Morlon remercia. Il suait sang et eau, ce secours providentiel le comblait. Il songea que cette chierie d'existence est heureusement jalonnée de connards doués pour le bénévolat et toujours disposés à jouer les gentils scouts.

— Braquez tout ! cria Wilby.

Il s'arc-bouta et parvint à faire reculer la voiture. Un agent qui survenait en rescousse lui prêta main-forte et la BMW retrouva son stationnement initial.

— Merci ! dit avec élan le gros conducteur.

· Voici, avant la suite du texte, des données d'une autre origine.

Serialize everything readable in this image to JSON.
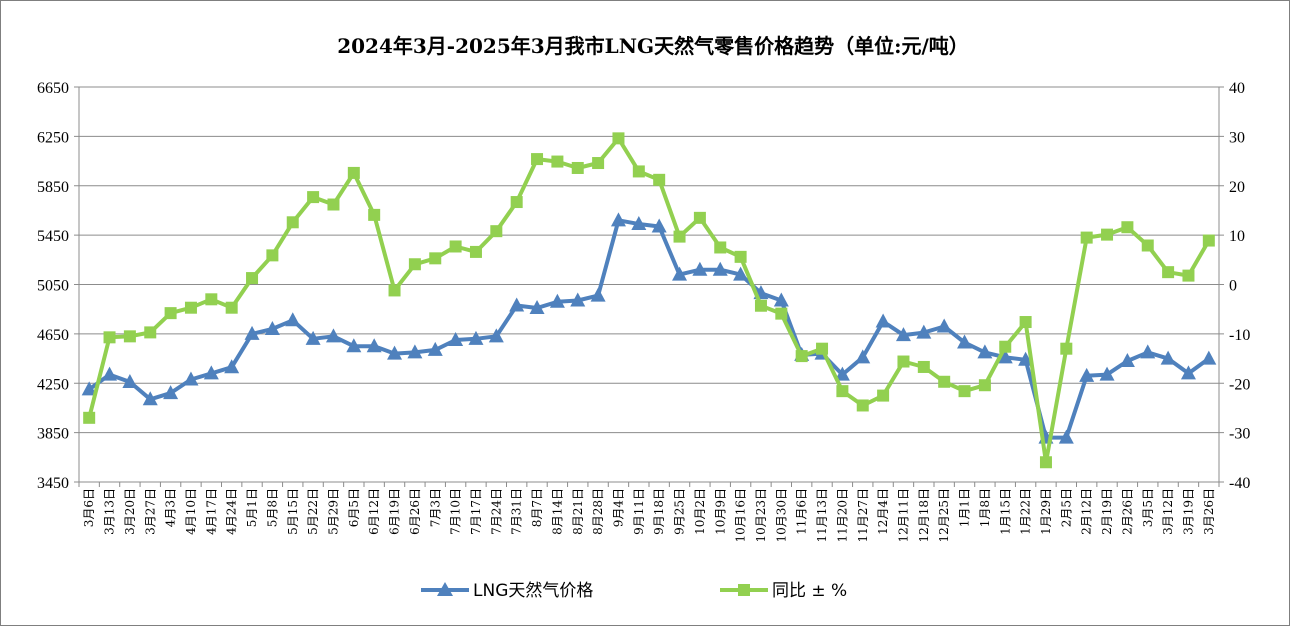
{
  "chart_data": {
    "type": "line",
    "title": "2024年3月-2025年3月我市LNG天然气零售价格趋势（单位:元/吨）",
    "categories": [
      "3月6日",
      "3月13日",
      "3月20日",
      "3月27日",
      "4月3日",
      "4月10日",
      "4月17日",
      "4月24日",
      "5月1日",
      "5月8日",
      "5月15日",
      "5月22日",
      "5月29日",
      "6月5日",
      "6月12日",
      "6月19日",
      "6月26日",
      "7月3日",
      "7月10日",
      "7月17日",
      "7月24日",
      "7月31日",
      "8月7日",
      "8月14日",
      "8月21日",
      "8月28日",
      "9月4日",
      "9月11日",
      "9月18日",
      "9月25日",
      "10月2日",
      "10月9日",
      "10月16日",
      "10月23日",
      "10月30日",
      "11月6日",
      "11月13日",
      "11月20日",
      "11月27日",
      "12月4日",
      "12月11日",
      "12月18日",
      "12月25日",
      "1月1日",
      "1月8日",
      "1月15日",
      "1月22日",
      "1月29日",
      "2月5日",
      "2月12日",
      "2月19日",
      "2月26日",
      "3月5日",
      "3月12日",
      "3月19日",
      "3月26日"
    ],
    "series": [
      {
        "name": "LNG天然气价格",
        "axis": "left",
        "color": "#4f81bd",
        "marker": "triangle",
        "values": [
          4200,
          4320,
          4260,
          4120,
          4170,
          4280,
          4330,
          4380,
          4650,
          4690,
          4760,
          4610,
          4630,
          4550,
          4550,
          4490,
          4500,
          4520,
          4600,
          4610,
          4630,
          4880,
          4860,
          4910,
          4920,
          4960,
          5570,
          5540,
          5520,
          5130,
          5170,
          5170,
          5130,
          4980,
          4920,
          4480,
          4490,
          4320,
          4460,
          4750,
          4640,
          4660,
          4710,
          4580,
          4500,
          4460,
          4440,
          3810,
          3810,
          4310,
          4320,
          4430,
          4500,
          4450,
          4330,
          4450
        ]
      },
      {
        "name": "同比±%",
        "axis": "right",
        "color": "#92d050",
        "marker": "square",
        "values": [
          -27.0,
          -10.7,
          -10.5,
          -9.7,
          -5.8,
          -4.7,
          -3.0,
          -4.7,
          1.3,
          5.9,
          12.6,
          17.7,
          16.2,
          22.6,
          14.1,
          -1.2,
          4.1,
          5.3,
          7.7,
          6.6,
          10.8,
          16.7,
          25.4,
          24.9,
          23.6,
          24.6,
          29.6,
          22.9,
          21.2,
          9.7,
          13.5,
          7.5,
          5.6,
          -4.3,
          -5.9,
          -14.5,
          -13.0,
          -21.6,
          -24.5,
          -22.5,
          -15.6,
          -16.7,
          -19.7,
          -21.6,
          -20.4,
          -12.6,
          -7.6,
          -36.0,
          -13.0,
          9.5,
          10.1,
          11.6,
          7.9,
          2.5,
          1.8,
          8.9
        ]
      }
    ],
    "y_left": {
      "min": 3450,
      "max": 6650,
      "step": 400,
      "ticks": [
        "3450",
        "3850",
        "4250",
        "4650",
        "5050",
        "5450",
        "5850",
        "6250",
        "6650"
      ]
    },
    "y_right": {
      "min": -40,
      "max": 40,
      "step": 10,
      "ticks": [
        "-40",
        "-30",
        "-20",
        "-10",
        "0",
        "10",
        "20",
        "30",
        "40"
      ]
    },
    "grid": true,
    "legend_position": "bottom",
    "legend": [
      "LNG天然气价格",
      "同比 ± %"
    ]
  }
}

— Pas de quoi, répondit Ben.

Il fit mine de vouloir donner une ultime impulsion à l'auto en panne en la poussant par un montant de la portière, côté conducteur. Au cours de sa manœuvre, sa main dérapa et s'abattit sur le cou de Morlon.

— Excusez ! fit-il en la retirant.

Morlon voulut crier car il venait d'éprouver une piqûre brève et cuisante comme celle d'une guêpe. Mais, en un éclair, il sentit ses forces s'anéantir et eut du mal à suivre la trajectoire de sa pensée.

Ben Wilby ouvrit sa portière et le prit par le bras.

Morlon songea très confusément, au prix d'un effort considérable, que tout cela n'était pas clair, qu'il devait résister. Mais il était aussi flasque de corps que d'esprit.